Despite the limited impact of that program, Villegas believes foreclosures in Tucson will decrease in the coming year. "I think the number is going to be less," she predicts, "not a lot, but less."

Jay Butler, of the Realty Studies program at Arizona State University, is also somewhat optimistic about the future for foreclosures in Pima County. At the same time, he also emphasizes that the reasons for foreclosures are changing.

Considerable blame has been placed on subprime loans and adjustable-rate mortgages as leading causes of foreclosures. But according to a nationwide analysis prepared in November by the Mortgage Bankers Association (MBA), those reasons are no longer at the forefront.

"Prime fixed-rate loans continue to represent the largest share of foreclosures started," the association reports, "and the biggest driver of the increase in foreclosures."

The association also reports that the combined percentage of mortgages that are either delinquent by one payment or in foreclosure is more than 14 percent nationwide. That's the highest level in the 37 years the MBA has been keeping track.

Butler states that Tucson "never got into the game" of out-of-control home price increases like the Phoenix area did. Speaking generally of foreclosures in Arizona, Butler thinks there will be an increase in early 2010, and then the number will level off.

Mortgage banker Mark Ross concurs. "I don't see another huge wave," he says of 2010. "I see more, but not a significant number. I don't feel like it's doom-and-gloom with foreclosures.

"When the job market starts to rebound," Ross continues, "we're going to see much less impact (with foreclosures). But if jobs continue to suffer, then we'll have higher foreclosure numbers."

Zachmeier thinks banks and the federal government should be doing everything they can to encourage more short sales, in which a bank agrees to let a home be sold for less than the mortgage amount. That, he believes, would cut down on the number of foreclosures.

Villegas offers another suggestion to slow the economic bleeding caused by record high foreclosure rates.
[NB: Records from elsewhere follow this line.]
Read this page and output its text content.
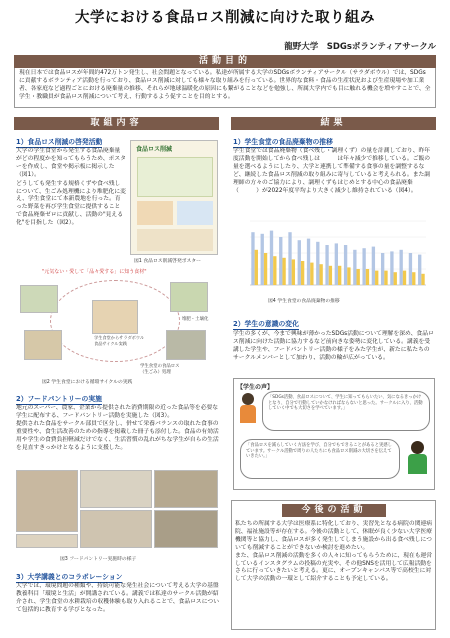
大学における食品ロス削減に向けた取り組み
龍野大学　SDGsボランティアサークル
活動目的
現在日本では食品ロスが年間約472万トン発生し、社会問題となっている。私達が所属する大学のSDGsボランティアサークル（サラダボウル）では、SDGsに貢献するボランティア活動を行っており、食品ロス削減に対しても様々な取り組みを行っている。世界的な食料・食品の生産状況および生産現場や加工業者、各家庭など過程ごとにおける廃棄量の推移、それらが地球温暖化の原因にも繋がることなどを勉強し、所属大学内でも目に触れる機会を増やすことで、全学生・教職員が食品ロス削減について考え、行動するよう促すことを目的とする。
取組内容
1）食品ロス削減の啓発活動
大学の学生食堂から発生する食品廃棄量がどの程度かを知ってもらうため、ポスターを作成し、食堂や掲示板に掲示した（図1）。
どうしても発生する規格くずや食べ残しについて、生ごみ処理機により堆肥化に変え、学生食堂にて本新農地を行った。育った野菜を再び学生食堂に提供することで食品廃棄ゼロに貢献し、活動の"見える化"を目指した（図2）。
食品ロス削減
図1 食品ロス削減啓発ポスター
"元気ない・愛して「品々愛する」に知う食材"
学生食堂からサラダボウル
食品サイクル実践
堆肥・土壌化
学生食堂の食品ロス
（生ごみ）処理
図2 学生食堂における循環サイクルの実践
2）フードパントリーの実施
地元のスーパー、農家、企業から提供された消費期限の近った食品等を必要な学生に配布する、フードパントリー活動を実施した（図3）。
提供された食品をサークル部員で区分し、併せて栄養バランスの取れた食事の重要性や、食生活改善のための指導を掲載した冊子も添付した。食品の有効活用や学生の食費負担軽減だけでなく、生活習慣の乱れがちな学生が自らの生活を見直すきっかけとなるように支援した。
図3 フードパントリー実施時の様子
3）大学講義とのコラボレーション
大学では、環境問題の種類や、持続可能な発生社会について考える大学の基盤教養科目「環境と生活」が開講されている。講義では私達のサークル活動が紹介され、学生食堂の水耕栽培の収穫体験も取り入れることで、食品ロスについて包括的に教育する学びとなった。
結果
1）学生食堂の食品廃棄物の推移
学生食堂では食品廃棄物（食べ残し・調理くず）の量を計測しており、昨年度活動を開始してから食べ残しは　　　は年々減少で推移している。ご飯の量を選べるようにしたり、大学と連携して準備する食事の量を調整するなど、継続した食品ロス削減の取り組みに寄与していると考えられる。また調理師の方々のご協力により、調理くずもはじめとする中心の食品廃棄（　　　）が2022年度平均より大きく減少し維持されている（図4）。
図4 学生食堂の食品廃棄物の推移
2）学生の意識の変化
学生の多くが、今まで興味が薄かったSDGs活動について理解を深め、食品ロス削減に向けた活動に協力するなど前向きな姿勢に変化している。講義を受講した学生や、フードパントリー活動の様子をみた学生が、新たに私たちのサークルメンバーとして加わり、活動の輪が広がっている。
【学生の声】
「SDGs活動、食品ロスについて、学生に知ってもらいたい、気になるきっかけとなり、自分で行動していかなければならないと思った。サークルに入り、活動していく中でも大切さを学べています。」
「食品ロスを減らしていく方法を学び、自分でもできることがあると実感しています。サークル活動で周りの人たちにも食品ロス削減の大切さを伝えていきたい。」
今後の活動
私たちの所属する大学は医療系に特化しており、実習先となる病院の関連病院、福祉施設等が存在する。今後の活動として、休眠が良く少ない大学医療機関等と協力し、食品ロスが多く発生してしまう施設から出る食べ残しについても削減することができないか検討を進めたい。
また、食品ロス削減の活動を多くの人々に知ってもらうために、現在も運営しているインスタグラムの投稿の充実や、その他SNSを活用して広報活動をさらに行っていきたいと考える。更に、オープンキャンパス等で高校生に対して大学の活動の一環として紹介することも予定している。
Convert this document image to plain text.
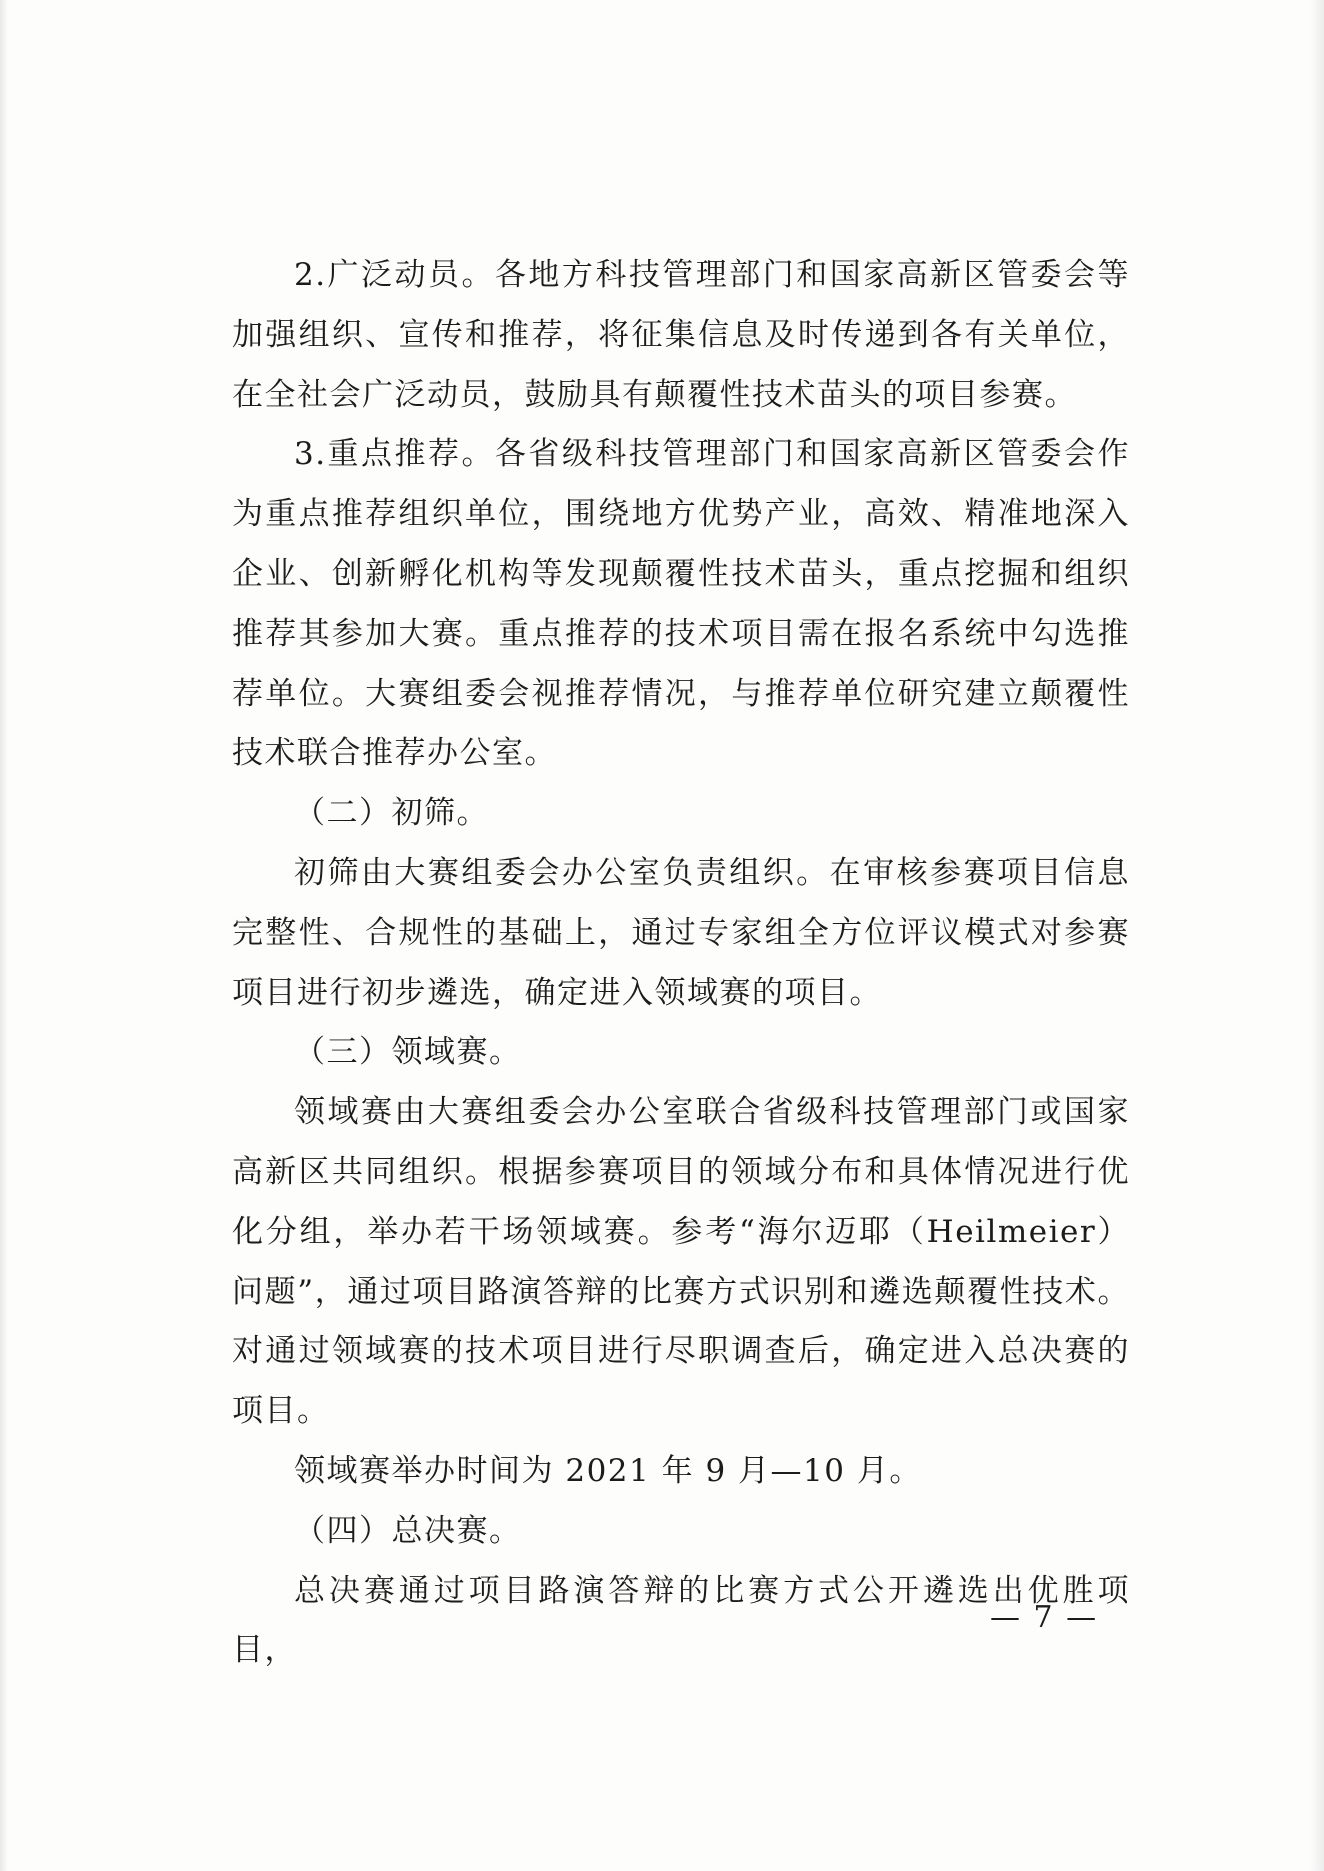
2.广泛动员。各地方科技管理部门和国家高新区管委会等加强组织、宣传和推荐，将征集信息及时传递到各有关单位，在全社会广泛动员，鼓励具有颠覆性技术苗头的项目参赛。

3.重点推荐。各省级科技管理部门和国家高新区管委会作为重点推荐组织单位，围绕地方优势产业，高效、精准地深入企业、创新孵化机构等发现颠覆性技术苗头，重点挖掘和组织推荐其参加大赛。重点推荐的技术项目需在报名系统中勾选推荐单位。大赛组委会视推荐情况，与推荐单位研究建立颠覆性技术联合推荐办公室。

（二）初筛。

初筛由大赛组委会办公室负责组织。在审核参赛项目信息完整性、合规性的基础上，通过专家组全方位评议模式对参赛项目进行初步遴选，确定进入领域赛的项目。

（三）领域赛。

领域赛由大赛组委会办公室联合省级科技管理部门或国家高新区共同组织。根据参赛项目的领域分布和具体情况进行优化分组，举办若干场领域赛。参考“海尔迈耶（Heilmeier）问题”，通过项目路演答辩的比赛方式识别和遴选颠覆性技术。对通过领域赛的技术项目进行尽职调查后，确定进入总决赛的项目。

领域赛举办时间为 2021 年 9 月—10 月。

（四）总决赛。

总决赛通过项目路演答辩的比赛方式公开遴选出优胜项目，

— 7 —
"The federal government needs to provide more assistance to homeowners instead of banks," she says. "We need more housing counselors," people who work with families facing foreclosure.

Rhey argues that lending institutions need to do more to help.

"The banks have a lot of responsibility for what occurred," he says, "and a lot of resources (to help). Until they step up, it will be a slow, slow recovery."

Calling the housing situation "viral," Rhey believes foreclosures will continue to impact the local housing market for a decade.

"I would like to say something more rosy," Rhey says, "but at the same time, we've got to face facts."